Situation: I've two Flippinout (now Simple-Shot) Maxim Champs. The forks are close together, and although the forks are grooved to accept OTT bands or tubes, I wanted one of the Champs to be able to use flat bands TTF. The problem is, the way the forks are grooved to accept tubes, neatly tying on TTF bands becomes very problematic.

The photos I hope are hopefully "self-explanatory", but just in case, here's what I did for each fork:

I cut a wooden dowel to fill in the hole for the tube (which I won't be using) and CA ("Superglue") glued it in the hole.

I cut a half-moon shape from a wide tongue-depressor type stick, and glued it into the slots.

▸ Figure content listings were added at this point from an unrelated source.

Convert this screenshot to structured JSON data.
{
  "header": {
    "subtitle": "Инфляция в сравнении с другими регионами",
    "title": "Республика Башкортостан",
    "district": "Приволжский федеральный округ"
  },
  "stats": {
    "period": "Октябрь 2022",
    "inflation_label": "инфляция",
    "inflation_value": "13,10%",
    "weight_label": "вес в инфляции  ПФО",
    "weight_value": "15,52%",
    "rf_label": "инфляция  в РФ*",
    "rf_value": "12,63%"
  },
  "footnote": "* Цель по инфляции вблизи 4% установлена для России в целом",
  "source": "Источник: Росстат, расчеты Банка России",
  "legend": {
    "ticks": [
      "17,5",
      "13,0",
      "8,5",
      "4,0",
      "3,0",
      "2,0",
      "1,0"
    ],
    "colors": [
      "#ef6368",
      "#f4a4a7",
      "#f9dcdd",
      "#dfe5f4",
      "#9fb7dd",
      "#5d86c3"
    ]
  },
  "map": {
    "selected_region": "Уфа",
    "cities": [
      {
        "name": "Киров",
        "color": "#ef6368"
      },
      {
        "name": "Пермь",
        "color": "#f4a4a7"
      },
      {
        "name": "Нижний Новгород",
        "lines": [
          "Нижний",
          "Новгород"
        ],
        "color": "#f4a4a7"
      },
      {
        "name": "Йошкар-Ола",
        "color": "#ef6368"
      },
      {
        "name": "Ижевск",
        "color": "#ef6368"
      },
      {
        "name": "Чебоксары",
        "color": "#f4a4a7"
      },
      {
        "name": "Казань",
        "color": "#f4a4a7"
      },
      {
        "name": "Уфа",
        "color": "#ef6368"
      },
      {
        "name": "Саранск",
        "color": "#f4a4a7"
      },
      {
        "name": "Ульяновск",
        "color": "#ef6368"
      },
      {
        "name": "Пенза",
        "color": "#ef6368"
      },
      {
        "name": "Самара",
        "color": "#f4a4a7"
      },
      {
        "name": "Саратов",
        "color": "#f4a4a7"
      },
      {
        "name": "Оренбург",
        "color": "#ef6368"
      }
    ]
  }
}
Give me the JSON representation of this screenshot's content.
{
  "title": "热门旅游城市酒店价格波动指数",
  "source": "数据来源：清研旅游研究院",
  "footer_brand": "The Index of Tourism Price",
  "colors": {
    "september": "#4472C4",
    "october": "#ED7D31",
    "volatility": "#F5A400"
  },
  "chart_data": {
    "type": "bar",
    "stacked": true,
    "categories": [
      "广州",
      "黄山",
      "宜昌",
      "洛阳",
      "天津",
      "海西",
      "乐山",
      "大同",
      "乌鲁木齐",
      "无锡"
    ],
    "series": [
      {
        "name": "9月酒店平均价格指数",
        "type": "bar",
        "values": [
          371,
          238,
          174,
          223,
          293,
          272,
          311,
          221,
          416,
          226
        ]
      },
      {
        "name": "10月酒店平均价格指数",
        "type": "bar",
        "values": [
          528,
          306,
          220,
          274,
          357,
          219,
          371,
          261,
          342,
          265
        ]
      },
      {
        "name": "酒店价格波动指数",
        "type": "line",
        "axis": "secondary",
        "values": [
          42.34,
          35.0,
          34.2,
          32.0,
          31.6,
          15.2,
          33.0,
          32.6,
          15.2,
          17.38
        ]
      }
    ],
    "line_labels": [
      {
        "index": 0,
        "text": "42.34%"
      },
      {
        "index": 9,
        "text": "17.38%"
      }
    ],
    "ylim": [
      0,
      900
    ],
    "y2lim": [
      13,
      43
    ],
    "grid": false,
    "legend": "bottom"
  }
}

With the slots and holes filled in, I was able to tie on flat bands in TTF fashion, without crushing the bands out of shape.


----------



## raventree78 (Apr 20, 2016)

That is a really slick idea. I have a 1st gen scout that I cut the tube slots too wide and quite sloppily, do you think CA gluing in some tongue depressors would work to fill the frame or would I be better with something like JB weld? Thanks


----------



## Ibojoe (Mar 13, 2016)

That's a pretty slick mod, it hardly shows after the wrap n tuck. One thing to think about is wether or not the glue will stay stuck to that plastic. I haven't had much luck with it in the past. I never tried ca, but just about everything else.


----------



## Tag (Jun 11, 2014)

Good idea Thwack


----------



## THWACK! (Nov 25, 2010)

The CA glue appears to be doing it's job very well. I recommend that you try that first.

If you want to use JB Weld, you'd want to find out from JB if their plastic weld would adhere wood to a plastic-type substance,

or if they have another suggestion.

Good luck, bro'

THWACK!


----------